Yet the baton of leadership of the Ceylon National Congress, inaugurated in 1919, beginning with its founding leader Sir Ponnambalam Arunachalam, passed from one hand to the other without discrimination against any ethnicity, caste or creed. Its nucleus was the Colombo/foreign-educated elite representing all ethnic groups -- Sinhalese, Tamil, Muslim and Burgher. Its secular stance on almost all national issues was commendable and the sense of camaraderie demonstrated among its members was exemplary, at least in the first few years of its operations. The first cracks in this union of the multi-ethnic Congress appeared when Sir Ponnambalam Arunachalam resigned from the Congress in 1921. Delivering the ‘Sir Ponnambalam Arunachalam Memorial Oration’, on January 19, 2009, Dr. Brendan Goonaratne, scholar physician, said:
“Many independent thinking people had expected that at the elections which followed in 1921, Sir Ponnambalam Arunachalam…, would be elected the Member for the Town of Colombo, while Sir James Peiris, a prominent member of the Low Country Products Association would be elected to represent that association. What in fact happened was that the Low Country Products Association elected Sir Henry de Mel to represent them, while the Town of Colombo elected Sir James Peiris (brother-in-law of Sir Henry) unopposed.
Sir Ponnambalam Arunachalam’s untimely resignation from the Ceylon National Congress, following this election result, marks the beginning of the distrust that arose between the Sinhalese and Tamil communities thereafter, which has culminated in the horrendous ethnic war which has devastated our country in so many ways.” So occurred the maiden crack on the fabric of the first, most dominant and multi-ethnic political alliance in Sri Lanka. Democracy intertwined with party politics was a new concept for Sri Lanka. Having been a subject people of the British Monarch for nearly one-and-a-half centuries, constitutional governance and related reforms that were implemented in 1822 with The Colebrook–Cameron Commission followed up by other successive commissions, saw the Sri Lankan polity meandering towards the beginning of the 20th century, yet with no real mass representation at the helm of her leading political organizations.
This is an era in which the leftist parties were entangled in their own ideological squabbles. The cracks that surfaced in the Lanka Sama Samaja Party (LSSP), the first political party proper in Ceylon, spread into significant fissures later and gave birth to the Viplavakari Lanka Sama Samaja Party (VLSSP) led by Phillip Gunawardene and the Communist Party (CP) led by Dr. S.A. Wickremesinghe. However, these breakups of the left parties did not produce the same consequences that were generated by the first fracture in the then leading national political party, United National Party (UNP).

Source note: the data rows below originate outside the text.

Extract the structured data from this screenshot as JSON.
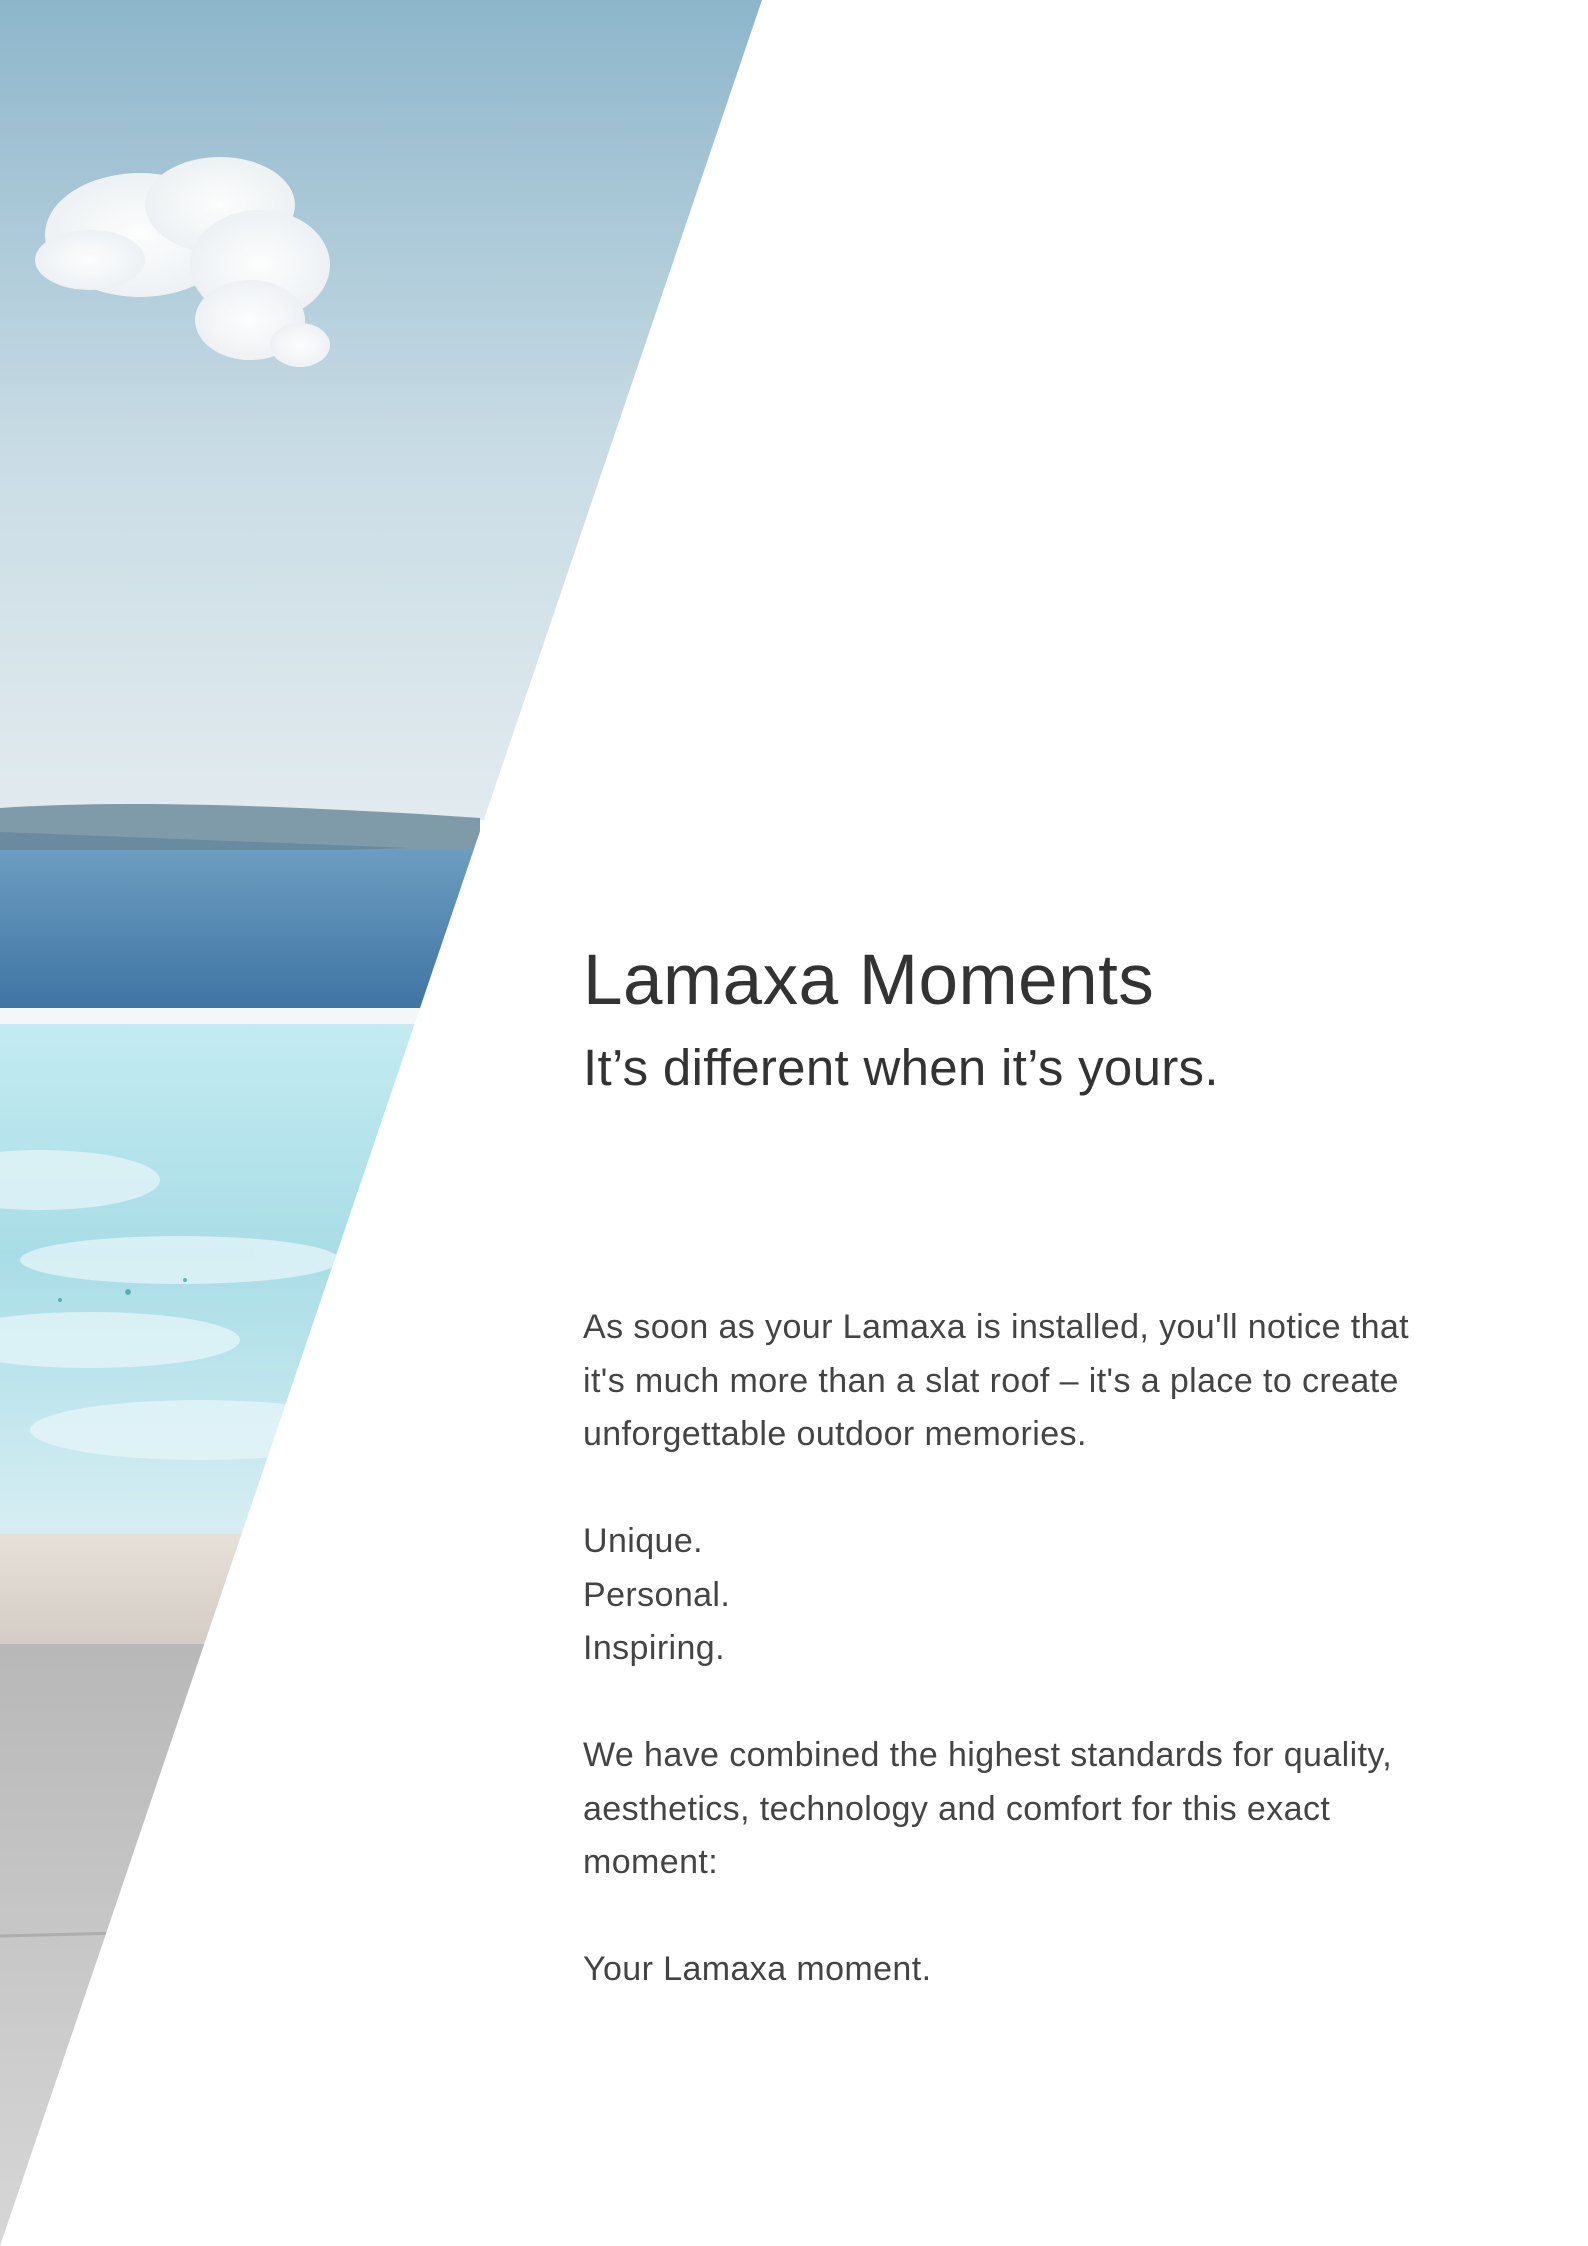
{
  "page": {
    "title": "Lamaxa Moments",
    "subtitle": "It’s different when it’s yours.",
    "intro_lines": [
      "As soon as your Lamaxa is installed, you'll notice that",
      "it's much more than a slat roof – it's a place to create",
      "unforgettable outdoor memories."
    ],
    "qualities": [
      "Unique.",
      "Personal.",
      "Inspiring."
    ],
    "combined_lines": [
      "We have combined the highest standards for quality,",
      "aesthetics, technology and comfort for this exact",
      "moment:"
    ],
    "closing": "Your Lamaxa moment."
  },
  "image": {
    "subject": "sea-and-infinity-pool-photo",
    "colors": {
      "sky_top": "#8fb8cc",
      "sky_bottom": "#dfe9ee",
      "sea": "#4f86b3",
      "pool": "#bfe6ef",
      "deck": "#dcd6cf",
      "paving": "#bdbdbd"
    }
  }
}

At a certain point of time, SWRD Bandaranaike, though the sitting Leader of the House, realized that he was not the chosen successor to DS Senanayake. In fact Bandaranaike joined the new party that was formed by DS Senanayake without dissolving his original organization Sinhala Maha Sabha. As per Kumari Jayewardene’s critical analysis of the emergence of the Sri Lankan elites during the evening of the British Raj, Nobodies to Somebodies, the nobodies of the 19th and 20th centuries beat the somebodies of a bygone era. While the Bandaranaikes inherited and represented the low-country Sinhalese aristocracy, the Senanayakes, Kotalawelas and Jayewardenes and the rest were essentially the products of the new mercantilist class gradually progressing into a capitalist class in Sri Lanka. While the Senanayakes came from the traditional Sinhalese-Buddhists, but Colombo or overseas-educated Jayewardenes represented the Colombo or overseas-educated professional class.

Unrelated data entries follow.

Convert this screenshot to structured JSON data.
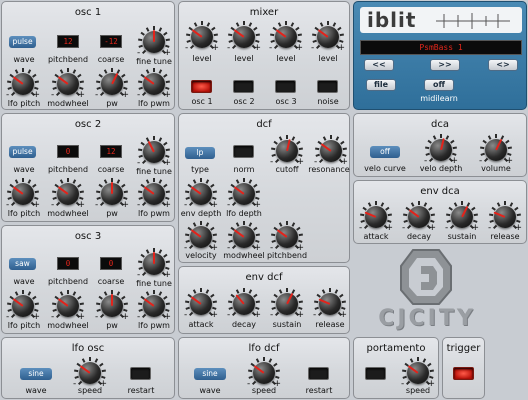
{
  "osc1": {
    "title": "osc 1",
    "wave": "pulse",
    "pitchbend": "12",
    "coarse": "-12",
    "labels": {
      "wave": "wave",
      "pitchbend": "pitchbend",
      "coarse": "coarse",
      "fine_tune": "fine tune",
      "lfo_pitch": "lfo pitch",
      "modwheel": "modwheel",
      "pw": "pw",
      "lfo_pwm": "lfo pwm"
    }
  },
  "osc2": {
    "title": "osc 2",
    "wave": "pulse",
    "pitchbend": "0",
    "coarse": "12",
    "labels": {
      "wave": "wave",
      "pitchbend": "pitchbend",
      "coarse": "coarse",
      "fine_tune": "fine tune",
      "lfo_pitch": "lfo pitch",
      "modwheel": "modwheel",
      "pw": "pw",
      "lfo_pwm": "lfo pwm"
    }
  },
  "osc3": {
    "title": "osc 3",
    "wave": "saw",
    "pitchbend": "0",
    "coarse": "0",
    "labels": {
      "wave": "wave",
      "pitchbend": "pitchbend",
      "coarse": "coarse",
      "fine_tune": "fine tune",
      "lfo_pitch": "lfo pitch",
      "modwheel": "modwheel",
      "pw": "pw",
      "lfo_pwm": "lfo pwm"
    }
  },
  "mixer": {
    "title": "mixer",
    "level": "level",
    "osc1": "osc 1",
    "osc2": "osc 2",
    "osc3": "osc 3",
    "noise": "noise"
  },
  "dcf": {
    "title": "dcf",
    "type_value": "lp",
    "type": "type",
    "norm": "norm",
    "cutoff": "cutoff",
    "resonance": "resonance",
    "env_depth": "env depth",
    "lfo_depth": "lfo depth",
    "velocity": "velocity",
    "modwheel": "modwheel",
    "pitchbend": "pitchbend"
  },
  "env_dcf": {
    "title": "env dcf",
    "attack": "attack",
    "decay": "decay",
    "sustain": "sustain",
    "release": "release"
  },
  "dca": {
    "title": "dca",
    "velo_value": "off",
    "velo_curve": "velo  curve",
    "velo_depth": "velo depth",
    "volume": "volume"
  },
  "env_dca": {
    "title": "env dca",
    "attack": "attack",
    "decay": "decay",
    "sustain": "sustain",
    "release": "release"
  },
  "lfo_osc": {
    "title": "lfo osc",
    "wave_value": "sine",
    "wave": "wave",
    "speed": "speed",
    "restart": "restart"
  },
  "lfo_dcf": {
    "title": "lfo dcf",
    "wave_value": "sine",
    "wave": "wave",
    "speed": "speed",
    "restart": "restart"
  },
  "portamento": {
    "title": "portamento",
    "speed": "speed"
  },
  "trigger": {
    "title": "trigger"
  },
  "header": {
    "logo": "iblit",
    "preset": "PsmBass 1",
    "prev": "<<",
    "next": ">>",
    "swap": "<>",
    "file": "file",
    "midi_value": "off",
    "midilearn": "midilearn"
  },
  "watermark": {
    "text": "CJCITY"
  },
  "colors": {
    "accent": "#2f5f8f",
    "lcd_text": "#e0261b",
    "led_on": "#ff4a3a",
    "header_bg": "#3a7ca8"
  },
  "knobs": {
    "osc1_fine": 0.5,
    "osc1_lfo_pitch": 0.3,
    "osc1_modwheel": 0.3,
    "osc1_pw": 0.6,
    "osc1_lfo_pwm": 0.3,
    "osc2_fine": 0.4,
    "osc2_lfo_pitch": 0.3,
    "osc2_modwheel": 0.3,
    "osc2_pw": 0.5,
    "osc2_lfo_pwm": 0.3,
    "osc3_fine": 0.5,
    "osc3_lfo_pitch": 0.3,
    "osc3_modwheel": 0.3,
    "osc3_pw": 0.5,
    "osc3_lfo_pwm": 0.3,
    "mix_l1": 0.3,
    "mix_l2": 0.3,
    "mix_l3": 0.3,
    "mix_l4": 0.3,
    "dcf_cutoff": 0.55,
    "dcf_res": 0.3,
    "dcf_env": 0.3,
    "dcf_lfo": 0.3,
    "dcf_vel": 0.3,
    "dcf_mod": 0.3,
    "dcf_pb": 0.3,
    "edcf_a": 0.3,
    "edcf_d": 0.35,
    "edcf_s": 0.6,
    "edcf_r": 0.25,
    "dca_velo": 0.55,
    "dca_vol": 0.6,
    "edca_a": 0.25,
    "edca_d": 0.3,
    "edca_s": 0.6,
    "edca_r": 0.25,
    "lfo_osc_speed": 0.3,
    "lfo_dcf_speed": 0.3,
    "porta_speed": 0.3
  }
}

A quintessential representative of the somebodies at the time, Bandaranaike, who once was determined to be superior before he became equal to the products of the new-rich low-country Sinhalese, lost the first round to the so-called nobodies. Bandaranaike’s superior debating and oratorical skills reverberated the corridors of the State Council while his rhetoric, according to the historian Professor K.M. de Silva, was matched only by G.G. Ponnambalam inside the governing houses in Sri Lanka. Moreover, the succession of leadership from father to son, DS to Dudley, in the governing party, UNP, closed the door for Bandaranaike and his leaving the UNP and forming the SLFP was justified by this uncanny foresight. Bandaranaike, as most politicians, knew that in the ultimate analysis, politics is pursuit of power and he was most proficient in ascertaining its brutal truth.

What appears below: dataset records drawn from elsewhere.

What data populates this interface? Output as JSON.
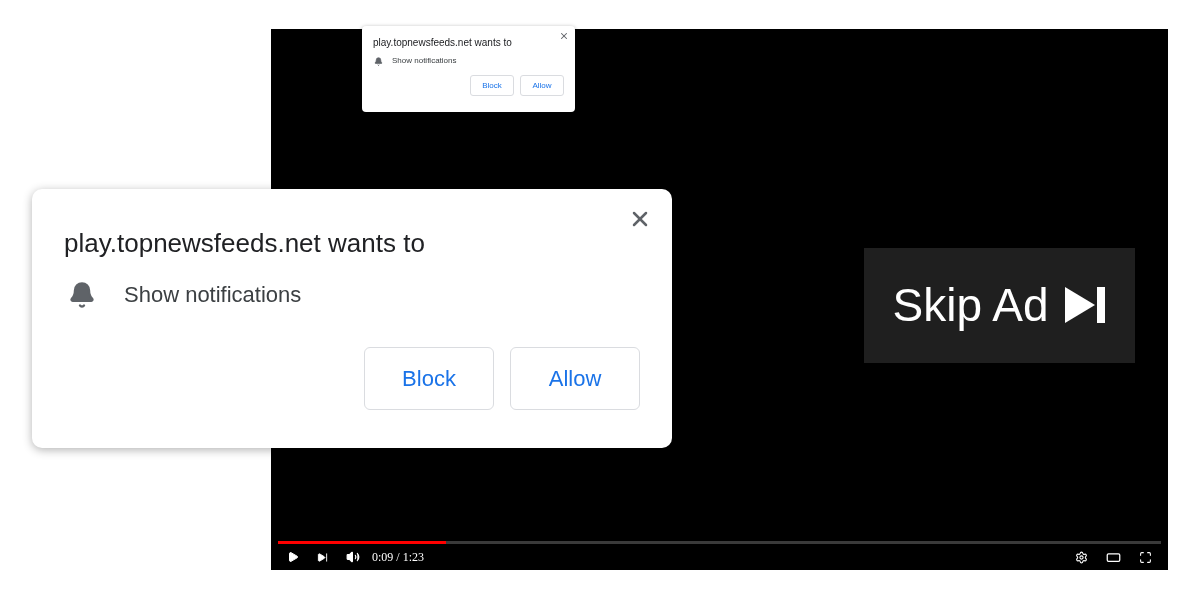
{
  "video_player": {
    "skip_ad": {
      "label": "Skip Ad"
    },
    "progress": {
      "level": 0.19
    },
    "time": "0:09 / 1:23"
  },
  "permission_popups": [
    {
      "kind": "small",
      "title": "play.topnewsfeeds.net wants to",
      "permission": "Show notifications",
      "buttons": [
        "Block",
        "Allow"
      ]
    },
    {
      "kind": "large",
      "title": "play.topnewsfeeds.net wants to",
      "permission": "Show notifications",
      "buttons": [
        "Block",
        "Allow"
      ]
    }
  ]
}
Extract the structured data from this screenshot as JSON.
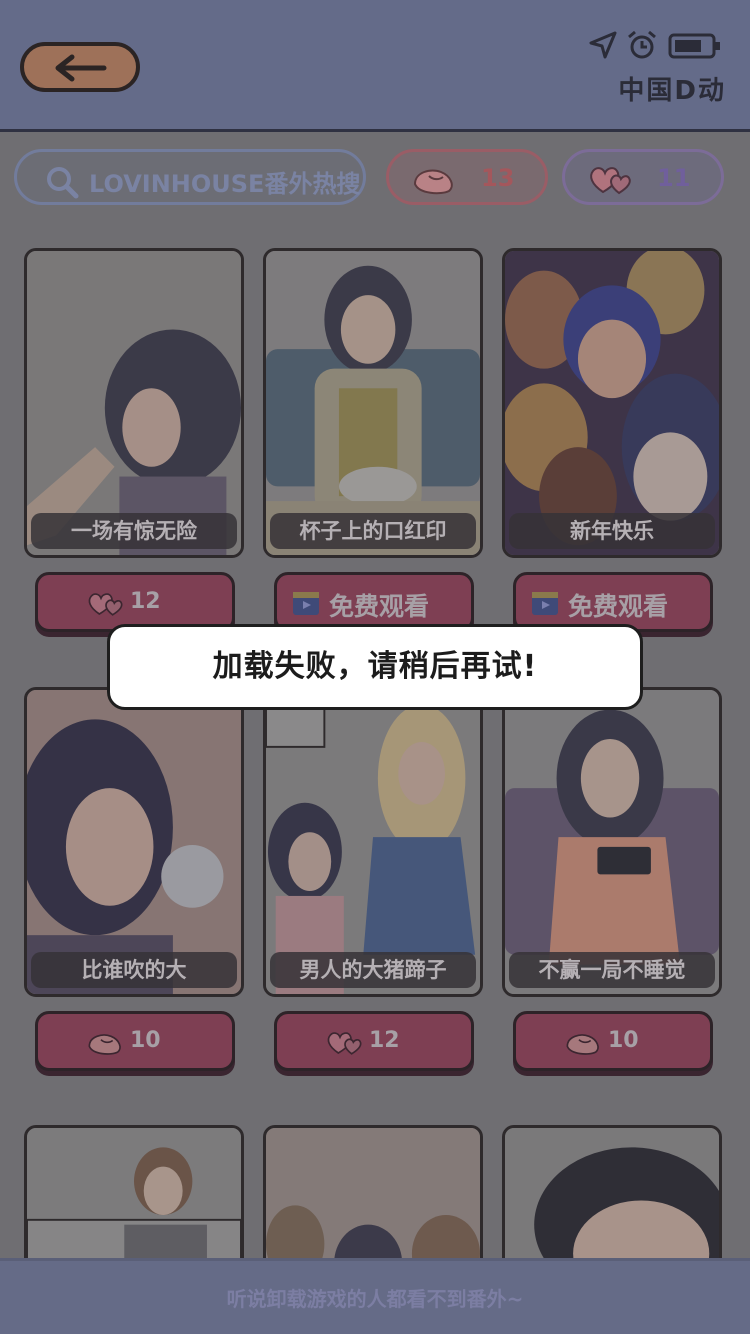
{
  "header": {
    "back_icon": "left-arrow-icon",
    "status_icons": [
      "location-arrow-icon",
      "alarm-clock-icon",
      "battery-icon"
    ],
    "carrier": "中国D动"
  },
  "toolbar": {
    "search_label": "LOVINHOUSE番外热搜",
    "meat_count": "13",
    "heart_count": "11"
  },
  "cards": [
    {
      "title": "一场有惊无险"
    },
    {
      "title": "杯子上的口红印"
    },
    {
      "title": "新年快乐"
    },
    {
      "title": "比谁吹的大"
    },
    {
      "title": "男人的大猪蹄子"
    },
    {
      "title": "不赢一局不睡觉"
    },
    {
      "title": ""
    },
    {
      "title": ""
    },
    {
      "title": ""
    }
  ],
  "buttons": [
    {
      "type": "heart",
      "label": "12"
    },
    {
      "type": "video",
      "label": "免费观看"
    },
    {
      "type": "video",
      "label": "免费观看"
    },
    {
      "type": "meat",
      "label": "10"
    },
    {
      "type": "heart",
      "label": "12"
    },
    {
      "type": "meat",
      "label": "10"
    }
  ],
  "toast": "加载失败，请稍后再试!",
  "footer": "听说卸载游戏的人都看不到番外~",
  "colors": {
    "overlay": "#6f6e72",
    "header": "#646b89",
    "button": "#7e3f53",
    "toast_bg": "#ffffff"
  }
}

However, SWRD Bandaranaike who founded the SLFP was far from making it a family party. During his leadership, which was relatively short -- from 1951 to 1959 -- he did not allow any of his family members to meddle with the workings of the government or the party. That was remarkable. What is even more remarkable is that, a political party that opened the doors to the so-called common man closed the door to its logical successor after Bandaranaike’s death -- C P de Silva -- because he hailed from a non-Govigama caste. That indeed was a tragedy of national consequences. The veneer of family rule became attached to the common man’s party after its leadership passed hands from Bandaranaike to his widow. The family bandyism that was openly practiced by its new leaders and silently observed and countenanced by the grassroots and other party stalwarts in fact gave birth to a new party although it remained to be called the SLFP. The serfdom-mindset that prevailed during the heyday of the Bandaranaikes (SWRD’s father’s ancestors) found a new home and the refuge it provided to this servile psychosis paved the way for the Rajapaksas to emerge as the new owners of the party of the common man.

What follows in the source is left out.